A characterization of the Ejiri torus in $S^{5}$

TL;DR

This paper characterizes the Ejiri torus in S^5, proving it minimizes the Willmore functional among tensor product Willmore tori and analyzing their stability properties.

Contribution

It establishes the minimal Willmore functional value for the Ejiri torus and classifies all tensor product constrained Willmore surfaces in S^3.

Findings

Ejiri torus attains the minimum Willmore functional of 2π^2√3 in S^5.

All tensor product Willmore tori are unstable in high co-dimension.

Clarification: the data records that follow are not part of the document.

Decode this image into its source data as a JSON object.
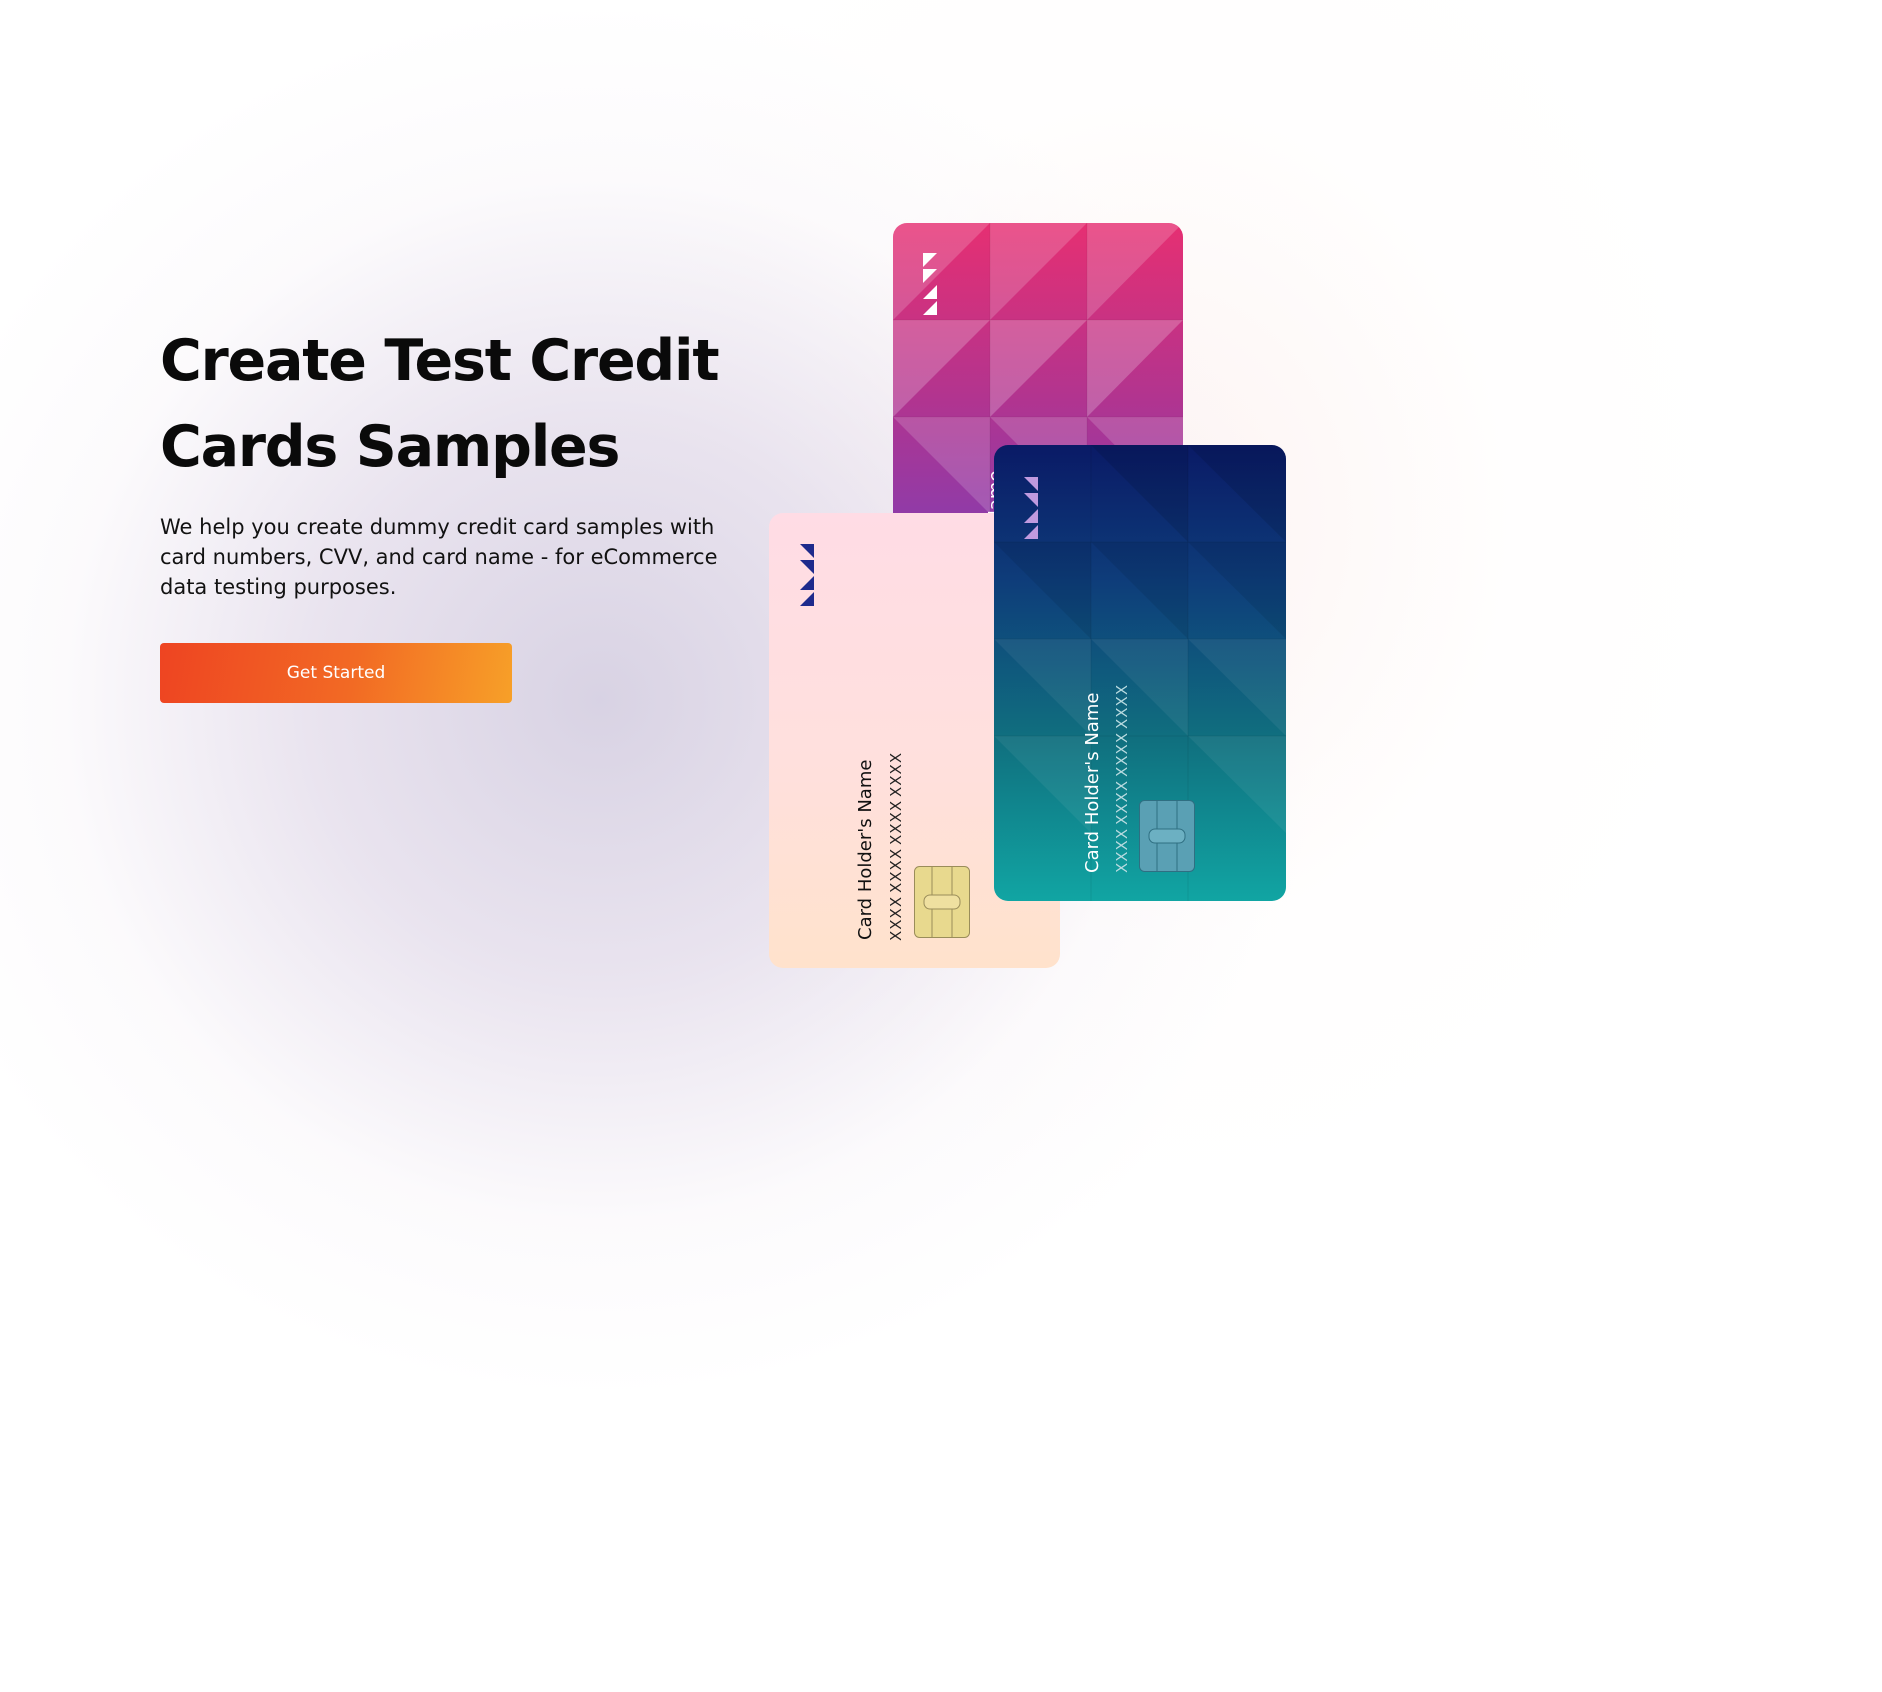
{
  "hero": {
    "headline_line1": "Create Test Credit",
    "headline_line2": "Cards Samples",
    "description": "We help you create dummy credit card samples with card numbers, CVV, and card name - for eCommerce data testing purposes.",
    "cta_label": "Get Started"
  },
  "cards": {
    "pink": {
      "holder": "Card Holder's Name"
    },
    "peach": {
      "holder": "Card Holder's Name",
      "groups": [
        "XXXX",
        "XXXX",
        "XXXX",
        "XXXX"
      ]
    },
    "teal": {
      "holder": "Card Holder's Name",
      "groups": [
        "XXXX",
        "XXXX",
        "XXXX",
        "XXXX"
      ]
    }
  },
  "colors": {
    "cta_start": "#ee4422",
    "cta_end": "#f7a028",
    "pink_card_top": "#e62f72",
    "pink_card_bottom": "#5746d6",
    "teal_card_top": "#0a1a66",
    "teal_card_bottom": "#11a5a3",
    "peach_card": "#ffe0dd"
  }
}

Ejiri torus is unstable in S^5.

Abstract

Ejiri's torus in $S^5$ is the first example of Willmore surface which is not conformally equivalent to any minimal surface in any space forms. Li and Vrancken classified all Willmore surfaces of tensor product in $S^{n}$ by reducing them into elastic curves in $S^3$, and the Ejiri torus appeared as a special example. In this paper, we first prove that among all Willmore tori of tensor product, the Willmore functional of the Ejiri torus in $S^5$ attains the minimum $2\pi^2\sqrt{3}$. Then we show that all Willmore tori of tensor product are unstable when the co-dimension is big enough. We also show that the Ejiri torus is unstable in $S^5$. Moreover, similar to Li and Vrancken, we classify all constrained Willmore surfaces of tensor product by reducing them with elastic curves in $S^3$. All constrained Willmore tori obtained this way are also shown to be unstable when the co-dimension is big enough. We conjecture that a Willmore torus having Willmore functional between $2\pi^2$ and $2\pi^2\sqrt{3}$ is either the Clifford torus, or the Ejiri torus.